Having recently bought and sold one with a similar story, I would do it again. The muffler mod is very simple on that saw and makes a huge difference (send me a PM and I can give you some guidance). If another one comes along for the right price I'll be buying again........ unless I can find an 044 somewhere


----------



## jmemmert (Aug 25, 2009)

dark colored under the ring means blow by (poorly seated rings)


----------



## WidowMaker (Aug 25, 2009)

Do asearch for 039, 390 muffler mod. there are tons of post with pictures here...


----------



## matt9923 (Aug 25, 2009)

underpowered huh. 
check compression, and check carb settings.

put the H & L screw in all the way, lightly seated then turn them both out 1 turn.


----------



## Saw Dr. (Aug 25, 2009)

jmemmert said:


> dark colored under the ring means blow by (poorly seated rings)



True, but a little discoloration is normal.

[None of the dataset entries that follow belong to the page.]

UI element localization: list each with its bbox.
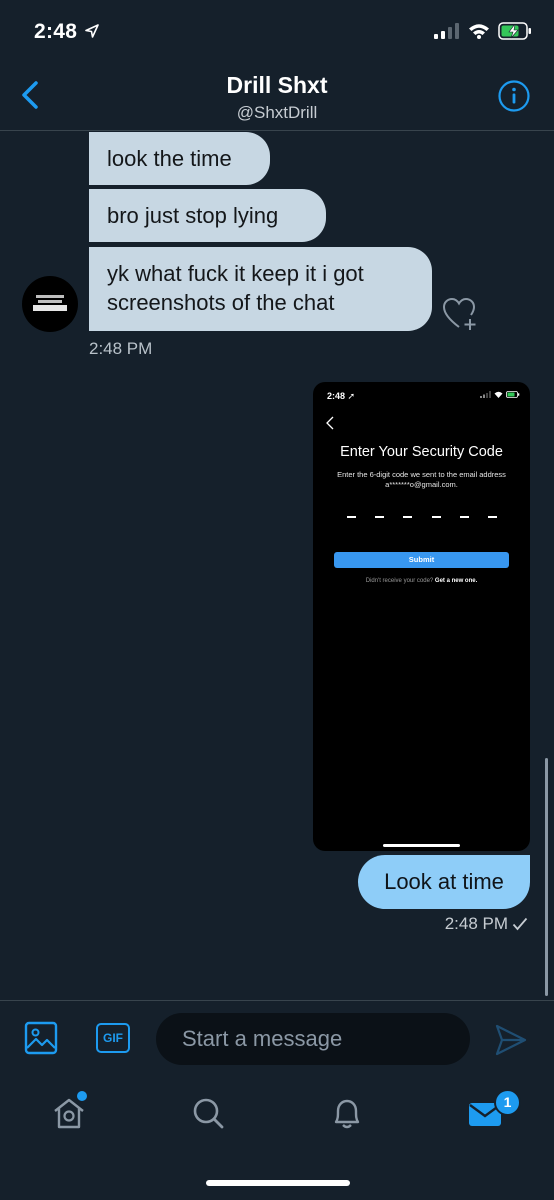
code-digit-slot — [431, 516, 441, 518]
message-bubble-incoming[interactable]: bro just stop lying — [89, 189, 326, 242]
image-resend-text: Didn't receive your code? Get a new one. — [313, 578, 530, 584]
signal-icon — [480, 391, 491, 398]
code-digit-slot — [403, 516, 413, 518]
scrollbar[interactable] — [545, 758, 548, 996]
message-bubble-incoming[interactable]: look the time — [89, 132, 270, 185]
message-composer: GIF Start a message — [0, 1000, 554, 1073]
message-bubble-outgoing[interactable]: Look at time — [358, 855, 530, 909]
status-indicators — [434, 22, 532, 40]
image-status-time: 2:48 ➚ — [327, 391, 355, 402]
info-icon[interactable] — [498, 80, 530, 112]
code-digit-slot — [347, 516, 356, 518]
signal-icon — [434, 23, 459, 39]
code-digit-slot — [487, 516, 497, 518]
image-attachment[interactable]: 2:48 ➚ Enter Your Security Code Enter th… — [313, 382, 530, 851]
avatar-logo-icon — [33, 295, 67, 311]
back-arrow-icon — [326, 416, 334, 430]
sent-check-icon — [512, 917, 528, 931]
message-input[interactable]: Start a message — [156, 1013, 470, 1065]
code-digit-slot — [459, 516, 469, 518]
code-placeholder-dashes — [347, 516, 497, 518]
code-digit-slot — [375, 516, 385, 518]
battery-icon — [506, 391, 520, 398]
search-icon[interactable] — [189, 1094, 227, 1132]
message-bubble-incoming[interactable]: yk what fuck it keep it i got screenshot… — [89, 247, 432, 331]
message-timestamp-outgoing: 2:48 PM — [445, 914, 528, 934]
wifi-icon — [494, 391, 503, 398]
message-time-text: 2:48 PM — [444, 914, 508, 933]
image-resend-prefix: Didn't receive your code? — [365, 578, 434, 584]
status-time-text: 2:48 — [34, 20, 78, 43]
bell-icon[interactable] — [328, 1094, 366, 1132]
status-time: 2:48 — [34, 20, 100, 44]
conversation-title: Drill Shxt — [226, 72, 328, 98]
image-home-indicator — [383, 844, 460, 847]
send-icon[interactable] — [494, 1023, 528, 1057]
image-description: Enter the 6-digit code we sent to the em… — [337, 470, 506, 489]
home-indicator — [206, 1180, 350, 1186]
heart-plus-icon[interactable] — [442, 297, 478, 331]
avatar[interactable] — [22, 276, 78, 332]
location-arrow-icon — [85, 24, 100, 38]
conversation-handle: @ShxtDrill — [236, 103, 318, 122]
battery-charging-icon — [498, 22, 531, 40]
messages-badge: 1 — [494, 1089, 521, 1116]
image-icon[interactable] — [24, 1021, 58, 1055]
image-status-indicators — [480, 391, 520, 398]
home-notification-dot — [77, 1091, 87, 1101]
message-timestamp: 2:48 PM — [89, 339, 153, 358]
location-arrow-icon: ➚ — [347, 391, 356, 401]
image-resend-link: Get a new one. — [434, 578, 478, 584]
wifi-icon — [469, 24, 489, 39]
image-status-time-text: 2:48 — [327, 391, 346, 401]
image-heading: Enter Your Security Code — [340, 444, 503, 460]
conversation-header: Drill Shxt @ShxtDrill — [0, 60, 554, 131]
gif-button[interactable]: GIF — [96, 1023, 130, 1053]
image-submit-button: Submit — [334, 552, 509, 568]
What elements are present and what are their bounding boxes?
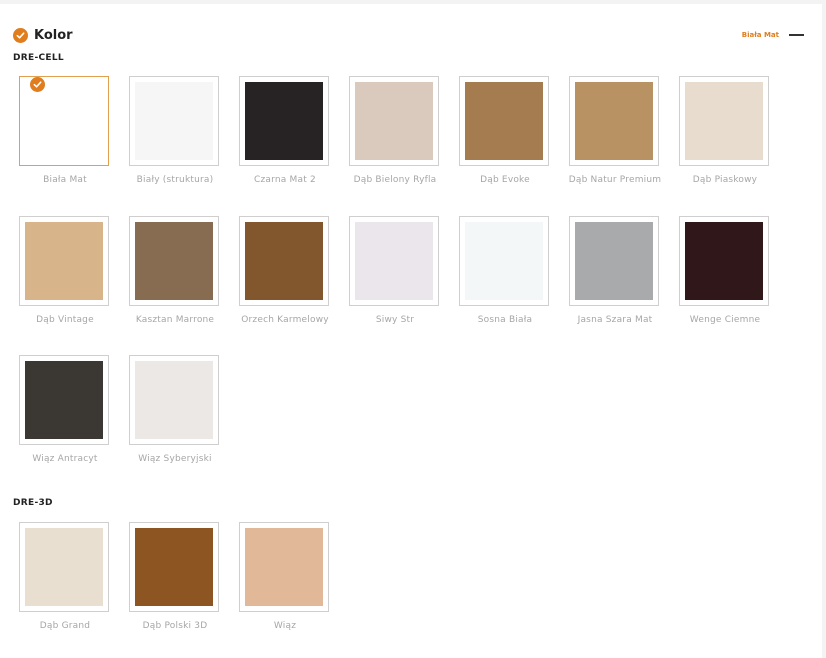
section-label: DRE-CELL <box>13 53 64 63</box>
swatch-label: Dąb Vintage <box>36 315 94 325</box>
color-swatch[interactable]: Wiąz Syberyjski <box>120 355 230 485</box>
swatch-color <box>465 82 543 160</box>
swatch-color <box>135 222 213 300</box>
check-icon <box>13 27 28 43</box>
section-title: Kolor <box>34 27 73 43</box>
color-swatch[interactable]: Sosna Biała <box>450 216 560 346</box>
swatch-label: Dąb Piaskowy <box>692 175 758 185</box>
swatch-color <box>465 222 543 300</box>
swatch-frame <box>459 76 549 166</box>
swatch-color <box>245 528 323 606</box>
swatch-label: Biały (struktura) <box>136 175 214 185</box>
color-swatch[interactable]: Dąb Bielony Ryfla <box>340 76 450 206</box>
swatch-color <box>25 222 103 300</box>
swatch-label: Wiąz Antracyt <box>32 454 98 464</box>
swatch-frame <box>19 355 109 445</box>
swatch-frame <box>349 76 439 166</box>
swatch-frame <box>19 522 109 612</box>
selected-color-name: Biała Mat <box>741 31 779 39</box>
swatch-frame <box>349 216 439 306</box>
color-swatch[interactable]: Dąb Vintage <box>10 216 120 346</box>
section-label: DRE-3D <box>13 498 53 508</box>
color-swatch[interactable]: Orzech Karmelowy <box>230 216 340 346</box>
swatch-label: Wenge Ciemne <box>689 315 761 325</box>
swatch-color <box>575 222 653 300</box>
swatch-label: Dąb Polski 3D <box>142 621 208 631</box>
color-swatch[interactable]: Dąb Piaskowy <box>670 76 780 206</box>
color-swatch[interactable]: Biały (struktura) <box>120 76 230 206</box>
swatch-frame <box>239 76 329 166</box>
swatch-frame <box>129 76 219 166</box>
color-swatch[interactable]: Dąb Evoke <box>450 76 560 206</box>
minus-icon[interactable] <box>789 34 804 36</box>
swatch-color <box>355 222 433 300</box>
swatch-color <box>135 361 213 439</box>
swatch-label: Wiąz Syberyjski <box>138 454 212 464</box>
swatch-color <box>135 82 213 160</box>
color-swatch[interactable]: Biała Mat <box>10 76 120 206</box>
color-swatch[interactable]: Wiąz Antracyt <box>10 355 120 485</box>
swatch-frame <box>239 216 329 306</box>
swatch-label: Orzech Karmelowy <box>241 315 329 325</box>
swatch-label: Wiąz <box>273 621 297 631</box>
swatch-color <box>25 528 103 606</box>
color-header: Kolor Biała Mat <box>13 26 804 44</box>
swatch-color <box>575 82 653 160</box>
swatch-frame <box>129 216 219 306</box>
swatch-color <box>25 361 103 439</box>
header-right: Biała Mat <box>742 31 804 39</box>
swatch-frame <box>19 216 109 306</box>
swatch-label: Siwy Str <box>375 315 415 325</box>
swatch-label: Jasna Szara Mat <box>577 315 653 325</box>
swatch-color <box>685 82 763 160</box>
swatch-frame <box>129 355 219 445</box>
swatch-color <box>245 82 323 160</box>
swatch-frame <box>679 76 769 166</box>
color-swatch[interactable]: Siwy Str <box>340 216 450 346</box>
swatch-label: Dąb Grand <box>39 621 91 631</box>
swatch-frame <box>459 216 549 306</box>
swatch-label: Dąb Evoke <box>480 175 530 185</box>
swatch-label: Dąb Natur Premium <box>568 175 662 185</box>
swatch-frame <box>129 522 219 612</box>
swatch-frame <box>569 76 659 166</box>
swatch-frame <box>569 216 659 306</box>
swatch-color <box>25 82 103 160</box>
color-swatch[interactable]: Kasztan Marrone <box>120 216 230 346</box>
color-swatch[interactable]: Jasna Szara Mat <box>560 216 670 346</box>
color-swatch[interactable]: Dąb Polski 3D <box>120 522 230 652</box>
color-swatch[interactable]: Wiąz <box>230 522 340 652</box>
swatch-frame <box>679 216 769 306</box>
swatch-label: Czarna Mat 2 <box>254 175 316 185</box>
check-icon <box>30 77 45 92</box>
swatch-label: Kasztan Marrone <box>135 315 215 325</box>
color-picker-panel: Kolor Biała Mat DRE-CELL Biała Mat Biały (… <box>0 4 822 658</box>
color-swatch[interactable]: Wenge Ciemne <box>670 216 780 346</box>
swatch-label: Dąb Bielony Ryfla <box>353 175 437 185</box>
color-swatch[interactable]: Dąb Natur Premium <box>560 76 670 206</box>
color-swatch[interactable]: Dąb Grand <box>10 522 120 652</box>
swatch-label: Biała Mat <box>43 175 87 185</box>
swatch-color <box>135 528 213 606</box>
swatch-label: Sosna Biała <box>477 315 533 325</box>
swatch-frame <box>239 522 329 612</box>
swatch-color <box>245 222 323 300</box>
swatch-color <box>685 222 763 300</box>
color-swatch[interactable]: Czarna Mat 2 <box>230 76 340 206</box>
swatch-color <box>355 82 433 160</box>
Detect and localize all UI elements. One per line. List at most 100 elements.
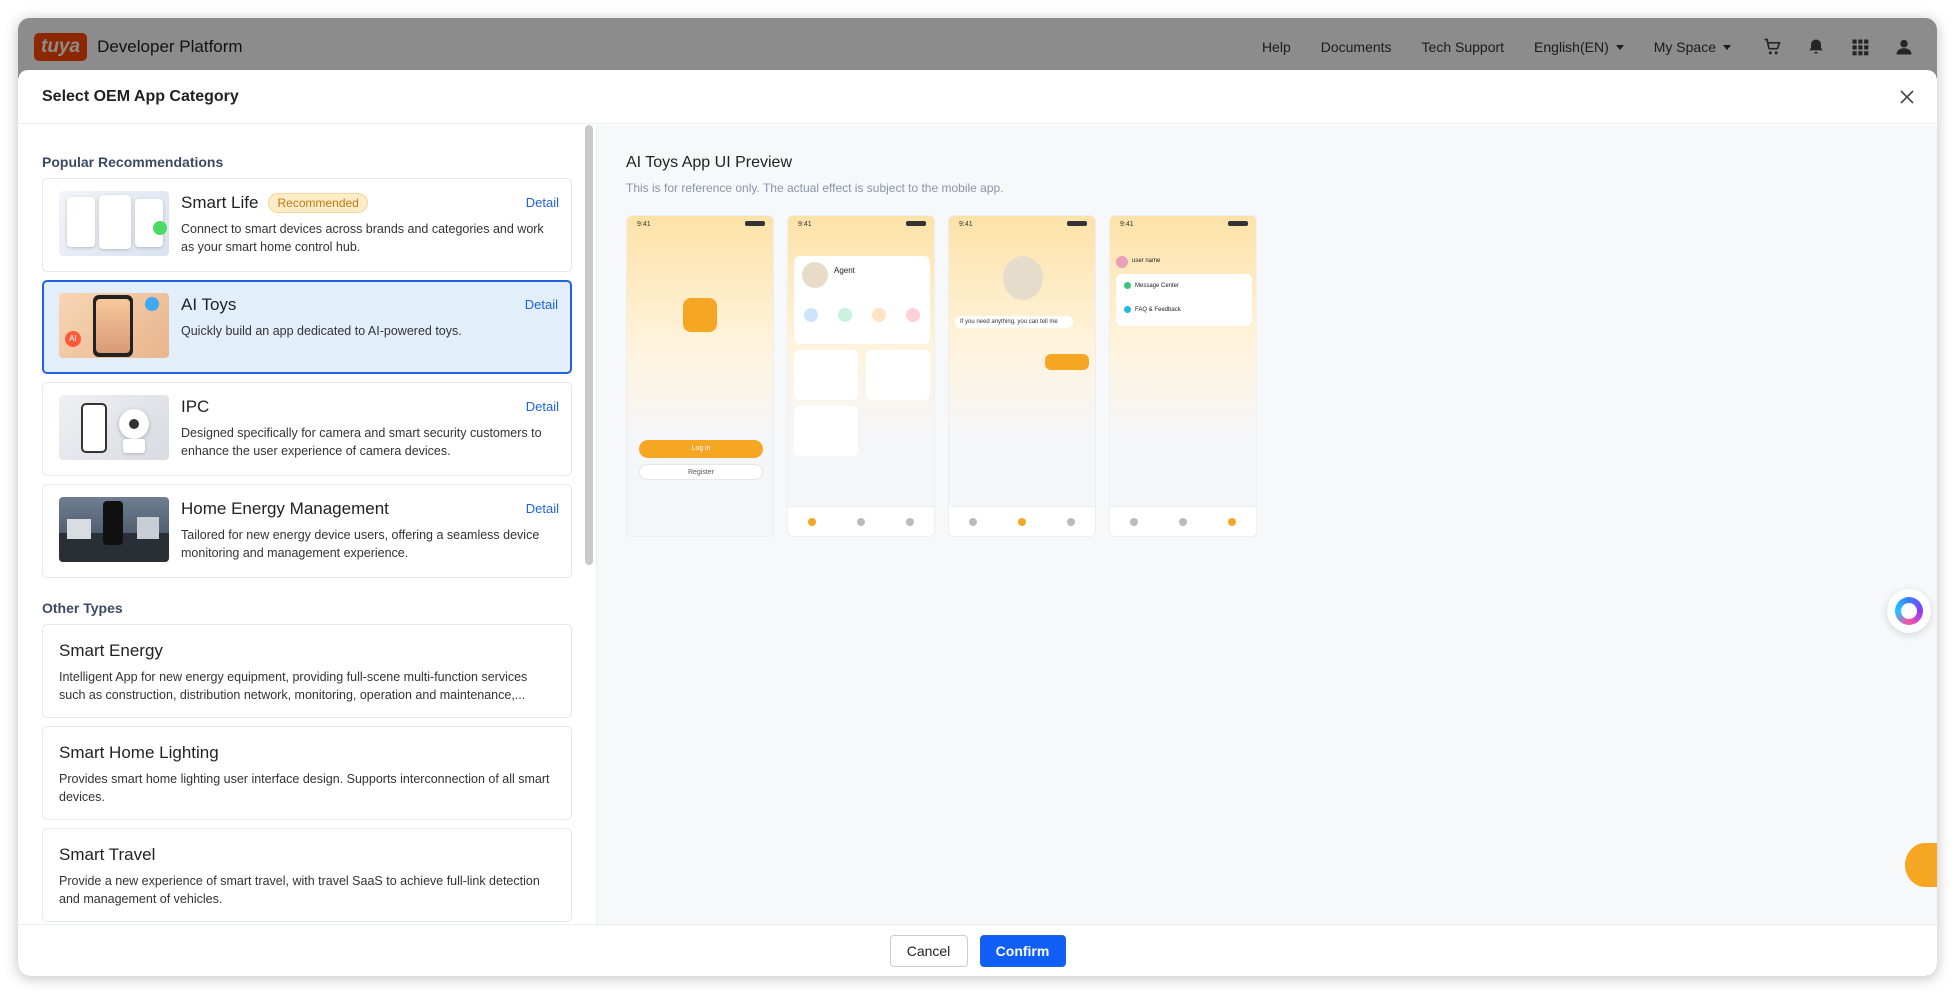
ai-badge: AI bbox=[65, 331, 81, 347]
card-content: Smart Travel Provide a new experience of… bbox=[59, 843, 557, 909]
register-button: Register bbox=[639, 464, 763, 480]
agent-name: Agent bbox=[834, 266, 855, 275]
category-card-ipc[interactable]: IPC Designed specifically for camera and… bbox=[42, 382, 572, 476]
card-title-row: Smart Travel bbox=[59, 844, 557, 866]
card-title: Home Energy Management bbox=[181, 499, 389, 518]
tab-icon bbox=[905, 517, 914, 526]
profile-username: user name bbox=[1132, 258, 1161, 264]
tab-icon bbox=[1178, 517, 1187, 526]
message-icon bbox=[1124, 282, 1131, 289]
detail-link-ipc[interactable]: Detail bbox=[526, 399, 559, 414]
agent-tile bbox=[866, 350, 930, 400]
agent-tile bbox=[794, 350, 858, 400]
category-card-home-energy[interactable]: Home Energy Management Tailored for new … bbox=[42, 484, 572, 578]
modal-footer: Cancel Confirm bbox=[18, 924, 1937, 976]
status-icons bbox=[745, 221, 765, 226]
scrollbar-thumb[interactable] bbox=[585, 125, 593, 565]
category-card-ai-toys[interactable]: AI AI Toys Quickly build an app dedicate… bbox=[42, 280, 572, 374]
category-list-pane[interactable]: Popular Recommendations Smart Life Recom… bbox=[18, 125, 597, 924]
smart-life-thumbnail bbox=[59, 191, 169, 256]
ipc-thumbnail bbox=[59, 395, 169, 460]
preview-tab-bar bbox=[949, 506, 1095, 536]
preview-screen-profile: 9:41 user name Message Center FAQ & Feed… bbox=[1109, 215, 1257, 537]
ai-assistant-icon bbox=[1895, 597, 1923, 625]
agent-card: Agent bbox=[794, 256, 930, 344]
tab-icon bbox=[969, 517, 978, 526]
status-time: 9:41 bbox=[637, 221, 651, 228]
tab-icon bbox=[808, 517, 817, 526]
category-card-smart-life[interactable]: Smart Life Recommended Connect to smart … bbox=[42, 178, 572, 272]
agent-action-icon bbox=[906, 308, 920, 322]
confirm-button[interactable]: Confirm bbox=[979, 934, 1066, 967]
category-card-smart-travel[interactable]: Smart Travel Provide a new experience of… bbox=[42, 828, 572, 922]
card-title: Smart Life bbox=[181, 193, 259, 212]
tab-icon bbox=[1130, 517, 1139, 526]
profile-menu-card: Message Center FAQ & Feedback bbox=[1116, 274, 1252, 326]
menu-label: Message Center bbox=[1135, 282, 1180, 289]
help-icon bbox=[1124, 306, 1131, 313]
preview-pane: AI Toys App UI Preview This is for refer… bbox=[597, 125, 1937, 924]
preview-screen-agents: 9:41 Agent bbox=[787, 215, 935, 537]
card-description: Tailored for new energy device users, of… bbox=[181, 528, 540, 560]
card-description: Provide a new experience of smart travel… bbox=[59, 874, 540, 906]
agent-action-icon bbox=[838, 308, 852, 322]
assistant-message-text: If you need anything, you can tell me bbox=[960, 319, 1058, 325]
card-description: Provides smart home lighting user interf… bbox=[59, 772, 550, 804]
register-label: Register bbox=[687, 469, 715, 476]
modal-header: Select OEM App Category bbox=[18, 70, 1937, 124]
tab-icon bbox=[1017, 517, 1026, 526]
status-time: 9:41 bbox=[798, 221, 812, 228]
bunny-avatar bbox=[1003, 256, 1043, 300]
detail-link-ai-toys[interactable]: Detail bbox=[525, 297, 558, 312]
category-card-smart-home-lighting[interactable]: Smart Home Lighting Provides smart home … bbox=[42, 726, 572, 820]
card-description: Intelligent App for new energy equipment… bbox=[59, 670, 528, 702]
login-label: Log in bbox=[691, 445, 711, 452]
menu-item-faq: FAQ & Feedback bbox=[1124, 306, 1181, 313]
ai-assistant-button[interactable] bbox=[1887, 589, 1931, 633]
other-section-title: Other Types bbox=[42, 600, 123, 616]
card-title: Smart Home Lighting bbox=[59, 743, 219, 762]
ai-toys-thumbnail: AI bbox=[59, 293, 169, 358]
card-description: Designed specifically for camera and sma… bbox=[181, 426, 542, 458]
preview-subtitle: This is for reference only. The actual e… bbox=[626, 181, 1004, 195]
close-icon[interactable] bbox=[1895, 85, 1919, 109]
card-title-row: Smart Life Recommended bbox=[181, 192, 557, 214]
category-card-smart-energy[interactable]: Smart Energy Intelligent App for new ene… bbox=[42, 624, 572, 718]
app-logo-icon bbox=[683, 298, 717, 332]
cancel-button[interactable]: Cancel bbox=[889, 934, 968, 967]
tab-icon bbox=[856, 517, 865, 526]
status-icons bbox=[1067, 221, 1087, 226]
agent-avatar bbox=[802, 262, 828, 288]
card-content: IPC Designed specifically for camera and… bbox=[181, 395, 557, 463]
card-title-row: IPC bbox=[181, 396, 557, 418]
preview-tab-bar bbox=[788, 506, 934, 536]
select-category-modal: Select OEM App Category Popular Recommen… bbox=[18, 70, 1937, 976]
card-title-row: AI Toys bbox=[181, 294, 557, 316]
agent-action-icon bbox=[804, 308, 818, 322]
card-content: Home Energy Management Tailored for new … bbox=[181, 497, 557, 565]
modal-title: Select OEM App Category bbox=[42, 87, 239, 105]
agent-action-icon bbox=[872, 308, 886, 322]
status-time: 9:41 bbox=[959, 221, 973, 228]
card-title: IPC bbox=[181, 397, 210, 416]
status-time: 9:41 bbox=[1120, 221, 1134, 228]
card-title: AI Toys bbox=[181, 295, 237, 314]
popular-section-title: Popular Recommendations bbox=[42, 154, 224, 170]
tab-icon bbox=[1227, 517, 1236, 526]
card-description: Quickly build an app dedicated to AI-pow… bbox=[181, 324, 462, 338]
card-title-row: Home Energy Management bbox=[181, 498, 557, 520]
card-content: Smart Life Recommended Connect to smart … bbox=[181, 191, 557, 259]
modal-body: Popular Recommendations Smart Life Recom… bbox=[18, 125, 1937, 924]
status-icons bbox=[1228, 221, 1248, 226]
recommended-badge: Recommended bbox=[268, 193, 368, 213]
preview-tab-bar bbox=[1110, 506, 1256, 536]
card-content: AI Toys Quickly build an app dedicated t… bbox=[181, 293, 557, 361]
profile-avatar bbox=[1116, 256, 1128, 268]
detail-link-smart-life[interactable]: Detail bbox=[526, 195, 559, 210]
detail-link-home-energy[interactable]: Detail bbox=[526, 501, 559, 516]
card-description: Connect to smart devices across brands a… bbox=[181, 222, 544, 254]
assistant-message-bubble: If you need anything, you can tell me bbox=[955, 316, 1073, 328]
list-scrollbar[interactable] bbox=[585, 125, 593, 924]
mascot-helper-button[interactable] bbox=[1905, 843, 1937, 887]
status-icons bbox=[906, 221, 926, 226]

Pics would help here.



matt9923 said:


> underpowered huh.
> check compression, and check carb settings.



How good of a deal are you getting? I am one of the few on here who not only likes the 029/039 series, but enjoys working on them. Even if the rings are worn, you can change then out for very little $. You just need a bit of patience, and a manual to help guide you through the process. A broken in 039 should have at least 140 PSI if it is in good condition inside. You'll need to listen for piston slap if the rings are worn. Many times they occur together.
A muffler mod will *REALLY* wake that saw up. The stock outlet on the muffler is barely bigger than the end of a pencil, and the saw is almost 70cc displacement.


----------



## drecker (Oct 30, 2009)

*thanks guys*

its turned out to be a good saw. over 15 gallons of 92 octane with black bottle sthil oil. orange is crap. great cheap saw still coould use more power. im was just use to using o46 mag.


----------



## matt9923 (Oct 30, 2009)

B200Driver said:


> True, but a little discoloration is normal. Pics would help here.
> 
> 
> 
> ...



I love my 039, it owes me nothing. Still has good compression and power and has never been rebuilt. Maybe this winter ill de-carbon it form the years of #### oil and throw in some new rings.


----------



## GASoline71 (Oct 30, 2009)

drecker said:


> its turned out to be a good saw. over 15 gallons of 92 octane with black bottle sthil oil. orange is crap. great cheap saw still coould use more power. im was just use to using o46 mag.



You got that backwards mang... sorry but Orange is good stuff...  If you are usin' the black bottle "Low Smoke" oil... that is crap.

Run the white bottle Ultra... 50:1. Best oil out there.

Gary


----------



## matt9923 (Oct 30, 2009)

GASoline71 said:


> You got that backwards mang... sorry but Orange is good stuff...  If you are usin' the black bottle "Low Smoke" oil... that is crap.
> 
> Run the white bottle Ultra... 50:1. Best oil out there.
> 
> Gary



sure is!


----------